Devastating LA fires expected to push up insurance premiums

“There’s been a mass exodus of big players from the market in these parts of California,” Ben Keys, a real estate and finance professor at the Wharton School of the University of Pennsylvania, told a conference Friday.

“We’ve seen enormous non-renewals recently,” he said.

On Wednesday, California’s insurance commissioner, Ricardo Lara, announced that homeowners in areas affected by and around the fires would be protected for a year against non-renewal and cancellation of coverage.

This type of measure protected more than a million contracts in 2024.

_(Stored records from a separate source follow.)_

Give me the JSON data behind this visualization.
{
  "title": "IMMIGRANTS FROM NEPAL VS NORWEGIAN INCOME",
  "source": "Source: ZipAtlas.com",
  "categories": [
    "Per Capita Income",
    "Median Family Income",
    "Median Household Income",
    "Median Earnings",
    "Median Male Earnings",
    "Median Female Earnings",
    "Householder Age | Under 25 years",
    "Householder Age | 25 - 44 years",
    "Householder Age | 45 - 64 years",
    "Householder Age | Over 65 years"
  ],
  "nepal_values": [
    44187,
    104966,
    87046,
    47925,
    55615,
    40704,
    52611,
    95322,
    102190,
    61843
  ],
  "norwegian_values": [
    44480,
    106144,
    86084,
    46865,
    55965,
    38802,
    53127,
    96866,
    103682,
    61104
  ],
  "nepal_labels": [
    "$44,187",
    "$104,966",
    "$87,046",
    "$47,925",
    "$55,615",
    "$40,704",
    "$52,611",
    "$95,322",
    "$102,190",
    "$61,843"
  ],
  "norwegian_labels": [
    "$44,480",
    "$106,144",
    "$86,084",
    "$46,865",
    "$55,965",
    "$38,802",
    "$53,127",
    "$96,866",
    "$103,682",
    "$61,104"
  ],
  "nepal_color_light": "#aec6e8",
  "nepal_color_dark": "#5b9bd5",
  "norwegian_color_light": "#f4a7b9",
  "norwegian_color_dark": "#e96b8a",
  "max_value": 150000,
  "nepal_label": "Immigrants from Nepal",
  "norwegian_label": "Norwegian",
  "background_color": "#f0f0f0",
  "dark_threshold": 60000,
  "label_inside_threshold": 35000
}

In 1968, the coastal state set up a public insurance scheme, called FAIR, for homeowners who could no longer find a private insurer.

This “band-aid” was supposed to be temporary while people moved from one insurance policy to another, but has now expanded well beyond its intended use, lamented Keys, pointing out that its exposure had risen from $50 billion in 2018 to more than $450 billion today.

To bring companies back on board, Commissioner Lara has also initiated a reform process authorizing them to increase premiums on condition that they do not apply any geographical exclusions.

There is no longer any question of “cherry-picking” to select the best contracts, said Susan Crawford, an expert on climate and geopolitics at the Carnegie Endowment for International Peace.

“The acceleration in ferocious weather events… should trigger awareness that actually things do need to change,” she said. “We need some measure of political adjustments in reaction to rapid climate change.”

In the meantime, Californians — and perhaps Americans nationwide — should prepare for an increase in premiums; 2025 has only just begun, and the previous year was marked by some destructive disasters.

According to modelling by the specialist website AccuWeather, hurricanes Milton and Helene caused $160-$180 billion and $225-$250 billion in damage respectively.

On Wednesday, it estimated the total cost of the Los Angeles fires so far at between $135 billion and $150 billion.

The State Department published a new national strategy on climate change Friday, stating that climate-related disasters like winter storms and hurricanes had caused $182.7 billion in economic losses in 2024 — twice as much as in 2023.